In the case of Mirab v Mentor Graphics the Employment Appeal Tribunal has set down some useful guidance for a redundancy process.

It first tackled the controversial issue of 'bumping'. Bumping is where a potentially redundant employee is moved into the job of someone else who is then made redundant instead of them. This is very often an impractical move but in many circumstances an employer should consider it. If there is any indication that a redundant employee might be interested in someone else's role, at least review the possibility of bumping. If it is discarded as an impractical option, make a note of this.

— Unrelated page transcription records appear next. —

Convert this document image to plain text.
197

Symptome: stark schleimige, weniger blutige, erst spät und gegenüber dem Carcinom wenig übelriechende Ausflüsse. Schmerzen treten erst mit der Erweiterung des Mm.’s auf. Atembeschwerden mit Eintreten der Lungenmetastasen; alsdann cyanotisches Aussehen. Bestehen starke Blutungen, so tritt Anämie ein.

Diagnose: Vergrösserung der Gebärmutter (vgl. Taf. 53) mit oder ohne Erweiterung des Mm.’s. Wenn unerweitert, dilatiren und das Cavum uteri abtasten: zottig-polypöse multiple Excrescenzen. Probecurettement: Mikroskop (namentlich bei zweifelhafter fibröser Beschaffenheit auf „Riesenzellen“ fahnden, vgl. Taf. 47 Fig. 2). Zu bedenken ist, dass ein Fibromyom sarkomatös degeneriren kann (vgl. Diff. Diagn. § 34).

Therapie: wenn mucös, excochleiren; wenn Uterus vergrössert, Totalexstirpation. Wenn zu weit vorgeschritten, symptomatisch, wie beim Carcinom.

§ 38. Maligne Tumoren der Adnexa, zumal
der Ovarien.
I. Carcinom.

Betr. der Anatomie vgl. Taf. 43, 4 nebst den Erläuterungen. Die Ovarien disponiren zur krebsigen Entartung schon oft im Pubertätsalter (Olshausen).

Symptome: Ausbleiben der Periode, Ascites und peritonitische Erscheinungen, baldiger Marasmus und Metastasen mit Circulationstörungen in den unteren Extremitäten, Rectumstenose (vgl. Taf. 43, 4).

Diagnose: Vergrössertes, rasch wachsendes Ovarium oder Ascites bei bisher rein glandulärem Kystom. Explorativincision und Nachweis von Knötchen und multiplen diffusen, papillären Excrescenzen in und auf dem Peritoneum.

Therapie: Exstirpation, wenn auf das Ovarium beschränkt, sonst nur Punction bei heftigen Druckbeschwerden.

There are no hard and fast rules, the question is whether the overall approach of the redundancy was reasonable.

Further, on the separate question of whether there are any vacancies so as to enable an offer of alternative employment, it is safest to alert a redundant senior employee to vacant junior roles and vice versa. You need not slot them in, just explain to them there will be an application process. The employee is unlikely to be interested, but they will not then be able to base a claim on a failure by the employer properly to consider alternative roles.

Finally, always have a right of appeal. Even if the redundancy process has been faultless up to the date of dismissal, a failure to allow an appeal, or a flawed appeal process, can then make the whole redundancy process unfair.

In summary, carefully consider, and be seen to consider, the circumstances of the redundant employee and the possibility of them being retained.